Saturday, March 10, 2007

Romney Dances In Occupied Aztlan!

Source: Bradenton Herald
Romney dodges immigration issue in South Florida

MIAMI - A presidential candidate seeking a toehold in the nation’s biggest battleground state, Mitt Romney railed against Cuban leader Fidel Castro but did not repeat prior calls for a crackdown on illegal immigration in a speech Friday to the Miami-Dade Republican Party.

“As president, I will stand side-by-side with the members of this community in fighting the menace of the Cuban monsters,” Romney told about 500 activists at the local party’s annual Lincoln Day fundraiser.

But the Cuban-American politicians Romney reached out to in his speech don’t agree with his strict stance on illegal immigration.

Sen. Mel Martinez and Reps. Ileana Ros-Lehtinen and Mario and Lincoln Diaz-Balart all support efforts to allow illegal immigrants to work toward citizenship.

Romney has said such legislation - sponsored last year by rival John McCain - amounts to “amnesty.”

After the speech, when reporters asked him about his immigration policy, Romney said he advocates tighter border control and “employment identification cards” so businesses don’t hire illegal immigrants.

Some Republican leaders at the event said his positions could alienate Miami-Dade’s influential Hispanic population in Miami-Dade.

“He’s going to have problems in South Florida,” said Miami-Dade County Commissioner Jose “Pepe” Diaz, who was part of a group of elected officials that met with Romney before the event.

Jose Lagos, vice president of the Latin-American Voters League, confronted Romney after his speech.

“I was undocumented and now I am here legally, and I can’t turn my back,” he told reporters in Spanish. “We need comprehensive immigration reform . . . This is an issue that has resonance here.”

Al Cardenas, a Cuban-American attorney and the former chairman of the Republican Party of Florida, indirectly defended Romney’s immigration position when he introduced the former governor of Massachusetts:

“Gov. Mitt Romney is someone who understands that sense of fairness and justice,” Cardenas said.

Armando Valladares, a well-known Cuban dissident who spent 22 years in prison, sat on the stage during the speech.

Romney came in fourth in a recent poll of Republican voters in Florida - behind former House Speaker Newt Gingrich, who is not running for president, according to a recent poll by Quinnipiac University.

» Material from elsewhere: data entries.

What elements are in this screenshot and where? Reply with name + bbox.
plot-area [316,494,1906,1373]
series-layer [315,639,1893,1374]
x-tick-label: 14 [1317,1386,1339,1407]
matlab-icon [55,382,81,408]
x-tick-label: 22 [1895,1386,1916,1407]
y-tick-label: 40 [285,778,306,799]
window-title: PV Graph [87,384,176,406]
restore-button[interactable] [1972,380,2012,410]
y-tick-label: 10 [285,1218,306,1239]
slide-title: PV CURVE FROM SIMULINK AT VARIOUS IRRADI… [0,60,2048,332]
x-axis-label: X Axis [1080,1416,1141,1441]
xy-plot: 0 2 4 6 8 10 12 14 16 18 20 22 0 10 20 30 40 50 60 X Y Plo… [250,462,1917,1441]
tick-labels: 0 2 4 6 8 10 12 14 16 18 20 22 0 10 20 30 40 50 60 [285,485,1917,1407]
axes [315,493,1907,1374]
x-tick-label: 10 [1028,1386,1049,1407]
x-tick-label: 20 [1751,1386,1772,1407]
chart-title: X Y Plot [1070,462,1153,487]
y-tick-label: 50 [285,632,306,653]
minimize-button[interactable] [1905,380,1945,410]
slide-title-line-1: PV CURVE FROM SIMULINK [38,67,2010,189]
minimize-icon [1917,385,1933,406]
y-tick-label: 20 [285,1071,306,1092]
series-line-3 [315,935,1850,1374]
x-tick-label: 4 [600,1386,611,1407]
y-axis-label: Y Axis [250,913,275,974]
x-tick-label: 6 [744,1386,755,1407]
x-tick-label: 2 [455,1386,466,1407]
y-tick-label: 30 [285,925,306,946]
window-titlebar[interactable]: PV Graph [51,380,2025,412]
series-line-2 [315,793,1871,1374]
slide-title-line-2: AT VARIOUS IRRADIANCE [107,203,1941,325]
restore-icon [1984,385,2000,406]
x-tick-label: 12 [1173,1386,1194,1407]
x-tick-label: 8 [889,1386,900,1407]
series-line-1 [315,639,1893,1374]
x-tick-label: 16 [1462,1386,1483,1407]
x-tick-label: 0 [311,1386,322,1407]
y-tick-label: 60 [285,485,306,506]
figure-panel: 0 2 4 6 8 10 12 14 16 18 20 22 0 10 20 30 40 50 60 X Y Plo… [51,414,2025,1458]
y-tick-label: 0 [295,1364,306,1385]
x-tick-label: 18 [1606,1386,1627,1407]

Romney garnered support from 6 percent of the voters.
So after receiving amnesty for his crimes all Senor Lagos can think about is making sure he stocks this country with several million more ingrates just like his ungrateful ass. I believe he would be the poster child for why amnesty is always a very bad idea.

Lesson #2: Political candidates cannot talk about enforcing the law in areas that have already been overrun by our cheerful invaders. How is this a good thing exactly?